It's almost darkly comical now, but Butler actually used the word "championship" last August in regard to the team's 2009-10 chances.
So much belief, so much promise . . . so much for the Gil-Caron-and-'Twan Show. Canceled before they won anything that mattered.
But today, John Wall. Today, hope. Possibility.
As a team official witnessing the Ping-Pong ball lottery process, Grunfeld had to be sequestered for about an hour and a half before the official announcement. Those roughly 90 minutes were wonderfully torturous for him. He was like a child who found his unwrapped birthday presents in his parents' closet more than an hour before his schoolmates showed for the party and cake. The biggest secret in the house was his to keep.

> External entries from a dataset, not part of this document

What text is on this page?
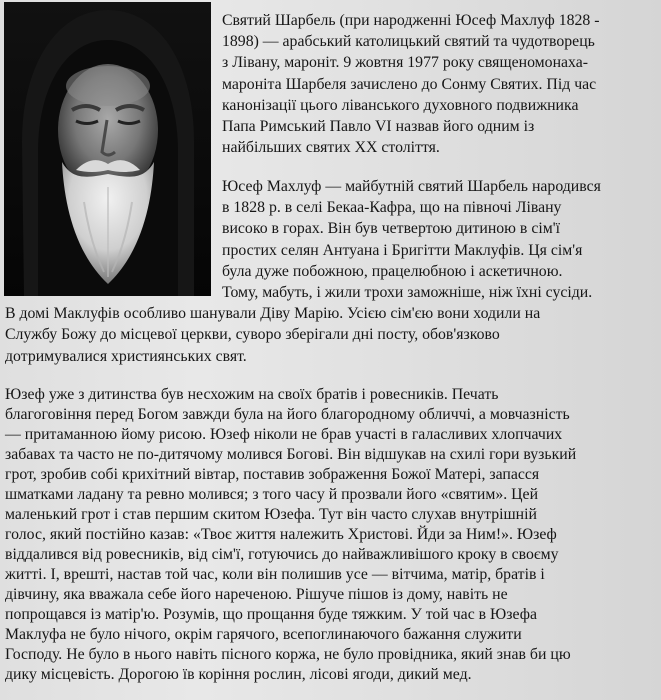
Святий Шарбель (при народженні Юсеф Махлуф 1828 -
1898) — арабський католицький святий та чудотворець
з Лівану, мароніт. 9 жовтня 1977 року священомонаха-
мароніта Шарбеля зачислено до Сонму Святих. Під час
канонізації цього ліванського духовного подвижника
Папа Римський Павло VI назвав його одним із
найбільших святих XX століття.
Юсеф Махлуф — майбутній святий Шарбель народився
в 1828 р. в селі Бекаа-Кафра, що на півночі Лівану
високо в горах. Він був четвертою дитиною в сім'ї
простих селян Антуана і Бригітти Маклуфів. Ця сім'я
була дуже побожною, працелюбною і аскетичною.
Тому, мабуть, і жили трохи заможніше, ніж їхні сусіди.
В домі Маклуфів особливо шанували Діву Марію. Усією сім'єю вони ходили на
Службу Божу до місцевої церкви, суворо зберігали дні посту, обов'язково
дотримувалися християнських свят.
Юзеф уже з дитинства був несхожим на своїх братів і ровесників. Печать
благоговіння перед Богом завжди була на його благородному обличчі, а мовчазність
— притаманною йому рисою. Юзеф ніколи не брав участі в галасливих хлопчачих
забавах та часто не по-дитячому молився Богові. Він відшукав на схилі гори вузький
грот, зробив собі крихітний вівтар, поставив зображення Божої Матері, запасся
шматками ладану та ревно молився; з того часу й прозвали його «святим». Цей
маленький грот і став першим скитом Юзефа. Тут він часто слухав внутрішній
голос, який постійно казав: «Твоє життя належить Христові. Йди за Ним!». Юзеф
віддалився від ровесників, від сім'ї, готуючись до найважливішого кроку в своєму
житті. І, врешті, настав той час, коли він полишив усе — вітчима, матір, братів і
дівчину, яка вважала себе його нареченою. Рішуче пішов із дому, навіть не
попрощався із матір'ю. Розумів, що прощання буде тяжким. У той час в Юзефа
Маклуфа не було нічого, окрім гарячого, всепоглинаючого бажання служити
Господу. Не було в нього навіть пісного коржа, не було провідника, який знав би цю
дику місцевість. Дорогою їв коріння рослин, лісові ягоди, дикий мед.
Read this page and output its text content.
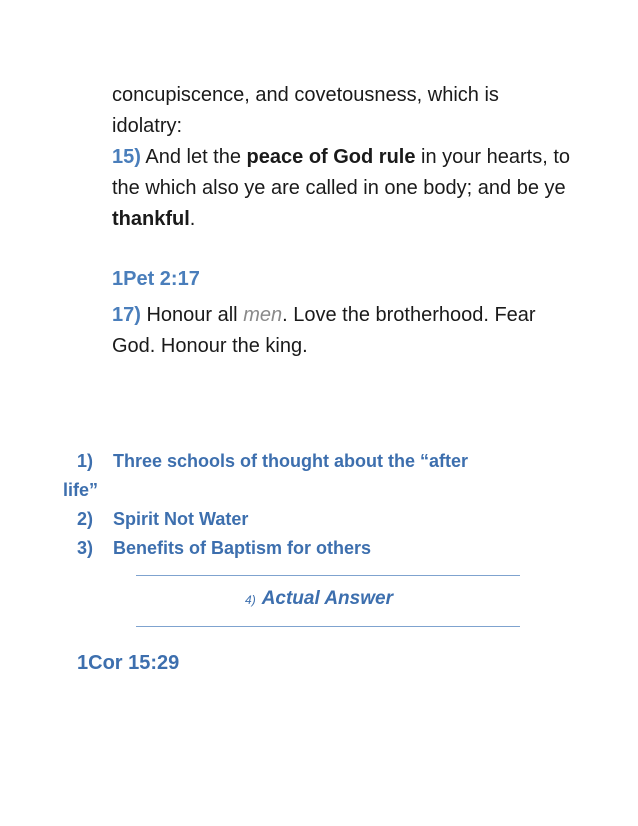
concupiscence, and covetousness, which is
idolatry:

15) And let the peace of God rule in your hearts, to the which also ye are called in one body; and be ye thankful.

1Pet 2:17

17) Honour all men. Love the brotherhood. Fear God. Honour the king.

1)	Three schools of thought about the “after
life”
2)	Spirit Not Water
3)	Benefits of Baptism for others
4) Actual Answer
1Cor 15:29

"The biggest secret in the country," Ernie amended. "I was shocked at first, being in the back room when they were picking out the numbers. I did a double-pump fist. Then I had to wait an hour and 15 minutes."
By the way, rabbit's feet and horseshoes used as good-luck pieces are so last century.
In his hand Tuesday night, Grunfeld held a small gold chain with a ball attached to it, given to him by his father, Alex, in Romania, when he was boy of maybe 6 or 7, he said. Mrs. P's charm was her late husband's 1978 championship ring, which he wore every day since Wes Unseld, Elvin Hayes and their teammates won it for him 32 years earlier.
"The Pollins have done so much for the city; it's a nice end to an era," Grunfeld said. "It's also the beginning of the new era with Ted. What better way to start the rebuilding process?"
On draft lottery day, there is none.
The woeful Washington Wizards, lo and behold, get to choose No. 1. It's counterintuitive to everything about this extended rough patch lately, especially this dismal year. Having just a 10.3 percent chance of securing the top prize, they finally won something after losing so, so much these past 10 months.
John Wall is of course not the same as winning 50 games, a playoff series or genuinely contending for a championship. But when David Stern calls his name next month, he represents a new beginning for a franchise that so badly needed one.